From Presseurop. “Victims of unemployment, the housing bubble and bank loans too easily offered, thousands of families have been forced to abandon their homes. They have lost their jobs, their house, their furniture, their illusions, their hope. Instead, they live with a debt clinging to their ankles, one that will drag along after them for the rest of their lives.”

“Paradoxical as it may seem, the worst is not to be without a home, but what comes after the foreclosure. ‘I’m condemned for life to have no property in my name. I cannot collect a salary, or have a telephone contract, or buy a car, or pay rent if I don’t want them to come after me for the debt,’ laments Elena Parrondo, sitting next to her husband in their flat in the Madrid suburb of Meco that they’re about to lose.”

“‘It’s not something to be relished – being put out into the street with two young children. If we don’t pay the mortgage it’s not because we don’t feel like it, but because we can’t. The banks should be more aware of families’ situations. They’re being left with thousands of homes that remain unoccupied after the foreclosure,’ Elena insists.”

“Lino Samuel Moreno has suffered deeply from the auction of his home. His property went up in smoke, along with his dream of living in Spain. Coming here from Ecuador, he never thought that his dream would become a living nightmare. He arrived around 2002, and in 2006, with all his papers in order, he decided to take the plunge and buy a flat in the Madrid suburb of Valdemoro.”

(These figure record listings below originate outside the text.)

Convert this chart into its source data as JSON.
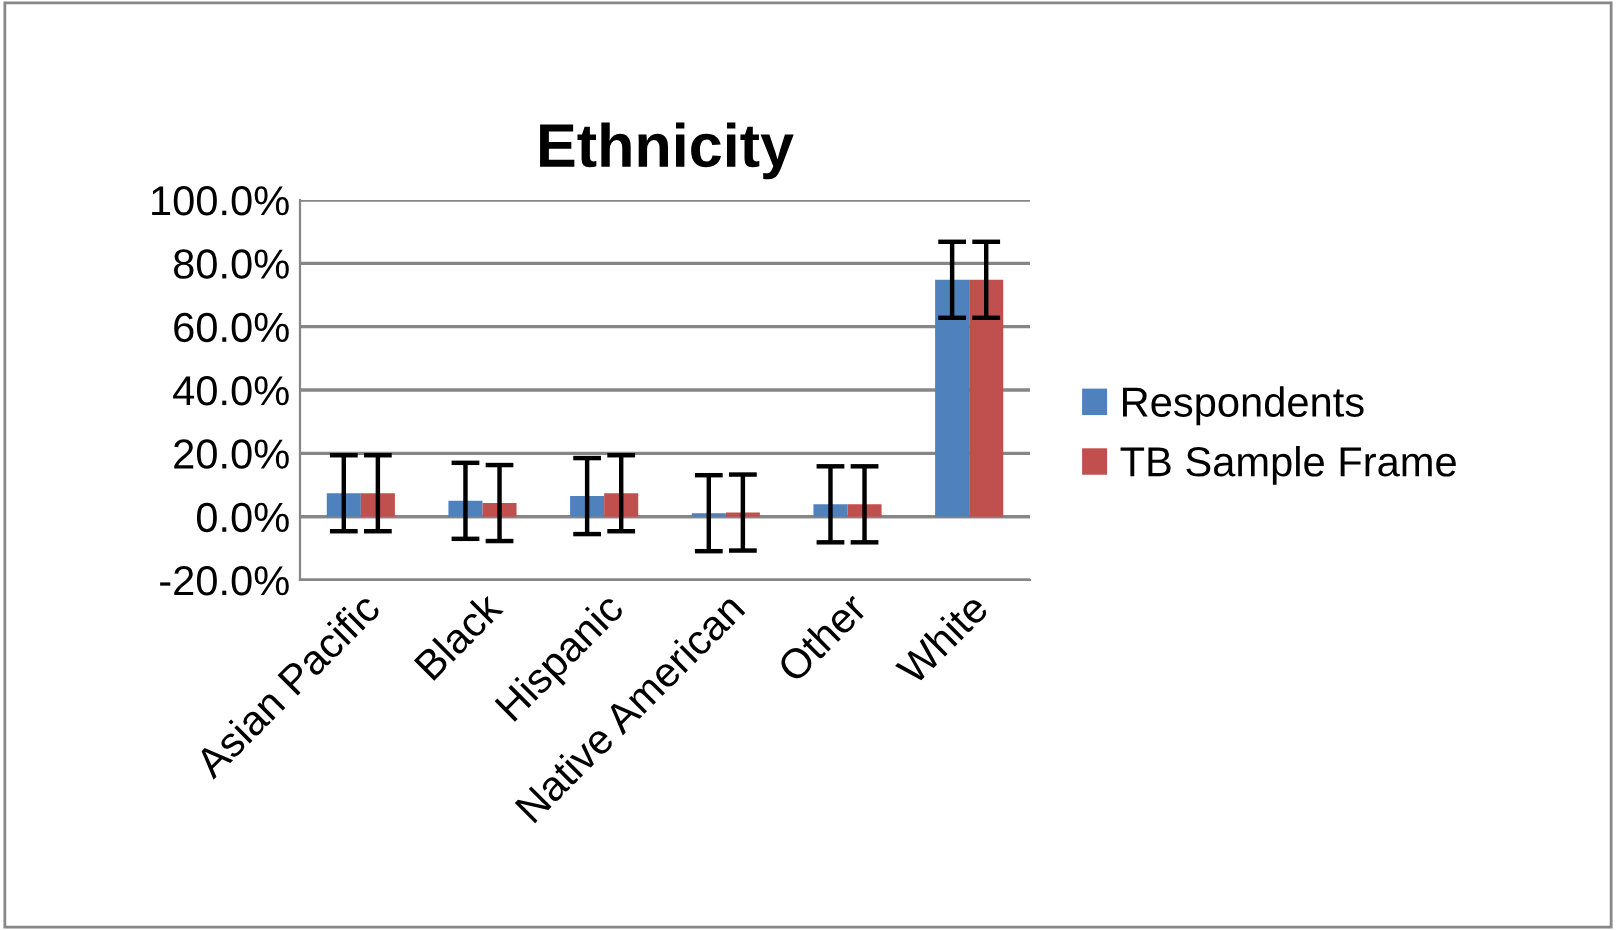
{
  "chart_data": {
    "type": "bar",
    "title": "Ethnicity",
    "categories": [
      "Asian Pacific",
      "Black",
      "Hispanic",
      "Native American",
      "Other",
      "White"
    ],
    "series": [
      {
        "name": "Respondents",
        "color": "#4f81bd",
        "values": [
          7.4,
          5.0,
          6.5,
          1.1,
          3.9,
          74.8
        ],
        "errors": [
          12,
          12,
          12,
          12,
          12,
          12
        ]
      },
      {
        "name": "TB Sample Frame",
        "color": "#c0504d",
        "values": [
          7.4,
          4.3,
          7.4,
          1.3,
          3.9,
          74.8
        ],
        "errors": [
          12,
          12,
          12,
          12,
          12,
          12
        ]
      }
    ],
    "ylim": [
      -20,
      100
    ],
    "yticks": [
      {
        "value": -20,
        "label": "-20.0%"
      },
      {
        "value": 0,
        "label": "0.0%"
      },
      {
        "value": 20,
        "label": "20.0%"
      },
      {
        "value": 40,
        "label": "40.0%"
      },
      {
        "value": 60,
        "label": "60.0%"
      },
      {
        "value": 80,
        "label": "80.0%"
      },
      {
        "value": 100,
        "label": "100.0%"
      }
    ],
    "grid": "y",
    "legend": "right"
  }
}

“Everything went smoothly until he lost his job in 2008. Since then he hasn’t managed to find work for more than four months at a time. The first monthly payment that year went unpaid, then the second, then the third… He tried to renegotiate the payment, but in vain. On October 7 of last year, the dreaded court order to vacate the flat arrived. ‘At 10 a.m., the police showed up to tell us to leave. I embraced my wife. At that moment we got a call from the court telling us we had been granted an extension of three months – but we no longer had any furniture,’ Lino adds, his voice quivering. He now lives in a rented house in Valdemoro, thanks to the City Council, and pays 450 euros a month for it.”